I — A cloaca e as suas maravilhas
Jean Valjean achava-se, pois, no cano de despejo de Paris.
Outra semelhança de Paris com o mar. Como no Oceano, o mergulhador pode nele desaparecer. A transição era inaudita. Jean Valjean saíra da cidade mesmo no meio dela e, num abrir e fechar de olhos, no tempo de levantar e de baixar. Uma tampa, passara da luz do dia para a completa escuridão, do meio-dia para a meia-noite, do túmulo para o silêncio, do turbilhão dos trovões para a estagnação do túmulo; e por uma peripécia muito mais prodigiosa ainda do que a da rua de Polonceau, do extremo» perigo para a segurança absoluta.
A súbita queda numa vala; a desaparição no subterrâneo de Paris; deixar aquela rua, onde a morte espreitava por toda a parte, por essa espécie de sepulcro onde residia a vida, foi uma singular transição para Jean Valjean, que ficou alguns segundos como que atordoado, aplicando o ouvido com ar estupefacto. A armadilha da salvação abrira-se-lhe subitamente debaixo dos pés. A bondade celeste como que o apanhara à falsa fé. Adoráveis ciladas da Providência!
O pior, porém, era que o ferido não fazia o mínimo movimento e Jean Valjean não sabia se o que levava às costas era um morto ou um vivo.
A sua primeira sensação foi a cegueira. Repentinamente deixou de ver. Pareceu-lhe que num minuto ensurdecera. Não ouvia já coisa alguma. A frenética tempestade de homicídio que se desencadeava alguns pés acima dele não lhe chegava, como já dissemos, aos ouvidos, graças à espessura de terra que o separava dela, senão muito confusamente, e como um rumor saído de uma profundidade. Conhecia que era sólido o que tinha debaixo dos pés; nada mais, mas era o que bastava. Estendeu um braço, depois o outro, tocou de ambos os lados a parede e reconheceu que o corredor era estreito; escorregou e reconheceu que a laje estava molhada. Adiantou com precaução um pé, temendo que se lhe deparasse um buraco, um poço ou um precipício, e convenceu-se de que o lajedo se prolongava. O conhecimento do lugar em que se achava foi-lhe dado por uma baforada fétida.
Passados alguns minutos já não estava cego. Pelo respiradouro por onde tinha descido penetrava uma porção de luz, que o ajudou a recuperar a vista no meio da vala em que se achava. Começou a distinguir alguma coisa. O corredor onde se enterrara — nenhuma outra palavra exprime melhor a situação — era fechada pela parte de trás. Era um dos fundos de saco que a linguagem especial denomina ramais. Na frente tinha outro muro; um muro de trevas. A luz do respiradouro extinguia-se a dez ou doze passos do sítio onde se encontrava Jean Valjean, e deixava apenas uma claridade lívida em alguns metros da parede húmida do cano. Para além a opacidade era maciça; penetrar nela parecia horrível; a entrada ali assemelhava-se a uma submersão. Contudo, podia-se penetrar naquela muralha de nevoeiro, e assim era preciso. Era necessário até não haver demora. Jean Valjean lembrou-se de que aquela grade, descoberta por ele debaixo das pedras, podia-o ser também pelos soldados, e que tudo dependia de um tal acaso. Podiam também descer ao cano e revistá-lo. Não havia um minuto a perder. Depusera Mário no chão, tornou a apanhá-lo — é ainda este o verdadeiro termo — tornou a pô-lo às costas e meteu-se ao caminho. Entrou resolutamente naquela escuridão.
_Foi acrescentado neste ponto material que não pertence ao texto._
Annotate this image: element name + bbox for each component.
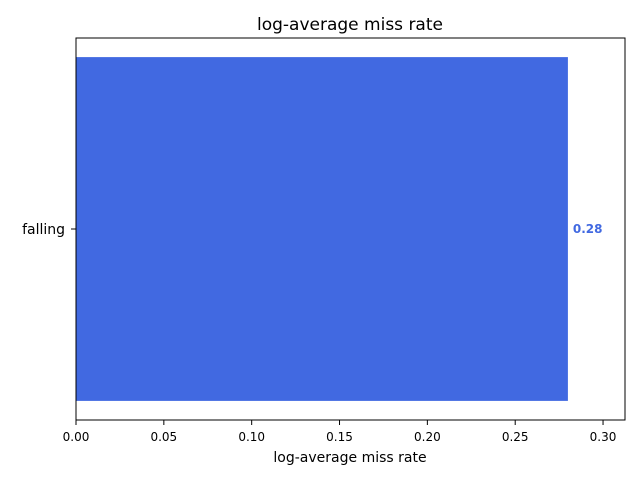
bar [76, 57, 568, 401]
chart-title: log-average miss rate [257, 15, 443, 35]
x-tick-label: 0.05 [150, 430, 177, 444]
x-tick-label: 0.25 [502, 430, 529, 444]
x-tick-label: 0.20 [414, 430, 441, 444]
data-label: 0.28 [573, 222, 603, 236]
x-tick-label: 0.00 [63, 430, 90, 444]
x-axis-label: log-average miss rate [273, 450, 426, 466]
plot-area: falling 0.28 0.00 0.05 0.10 0.15 0.20 0.25 0.30 [22, 57, 616, 444]
x-tick-label: 0.15 [326, 430, 353, 444]
x-tick-label: 0.30 [590, 430, 617, 444]
x-tick-label: 0.10 [238, 430, 265, 444]
plot-frame [75, 37, 626, 421]
y-tick-label: falling [22, 222, 65, 238]
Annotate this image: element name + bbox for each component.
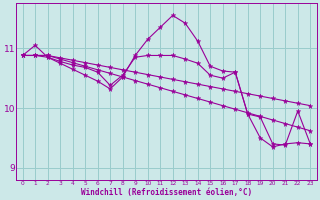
X-axis label: Windchill (Refroidissement éolien,°C): Windchill (Refroidissement éolien,°C) bbox=[81, 188, 252, 197]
A realidade é que estavam menos salvos do que Jean Valjean supunha. Eram esperados por perigos doutro género e não menores. Depois do turbilhão fulgurante do combate, a caverna dos maternas e dos enganos; depois do caos, a cloaca. Jean Valjean caíra de um dos círculos do inferno para outro.
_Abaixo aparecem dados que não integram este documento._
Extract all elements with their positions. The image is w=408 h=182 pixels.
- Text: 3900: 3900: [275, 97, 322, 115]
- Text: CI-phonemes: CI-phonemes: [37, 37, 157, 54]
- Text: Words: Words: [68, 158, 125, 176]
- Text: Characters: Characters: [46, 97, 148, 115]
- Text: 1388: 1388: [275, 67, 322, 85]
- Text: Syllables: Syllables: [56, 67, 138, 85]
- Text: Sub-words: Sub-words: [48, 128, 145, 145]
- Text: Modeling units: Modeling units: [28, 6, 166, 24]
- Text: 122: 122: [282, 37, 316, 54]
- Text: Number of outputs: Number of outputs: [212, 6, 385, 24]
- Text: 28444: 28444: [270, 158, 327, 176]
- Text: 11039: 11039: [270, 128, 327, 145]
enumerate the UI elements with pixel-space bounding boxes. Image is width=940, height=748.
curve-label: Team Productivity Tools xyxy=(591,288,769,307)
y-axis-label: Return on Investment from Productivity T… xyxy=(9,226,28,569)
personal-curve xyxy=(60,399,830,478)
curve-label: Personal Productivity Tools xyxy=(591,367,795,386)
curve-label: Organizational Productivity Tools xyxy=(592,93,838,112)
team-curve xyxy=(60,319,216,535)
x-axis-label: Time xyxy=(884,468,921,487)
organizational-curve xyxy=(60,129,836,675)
Quando já tinha dado uns cinquenta passos teve de parar e resolver a dúvida que se lhe oferecia. O corredor terminava noutro Cano, no qual desembocava transversalmente. Aí ofereciam-se dois caminhos. Qual deles seguir? Deveria tomar à direita ou à esquerda? Como orientar-se naquele escuro labirinto? Este labirinto, como já noutra parte notámos, tem um fio: é o seu declive. Seguir o declive é ir ter ao rio.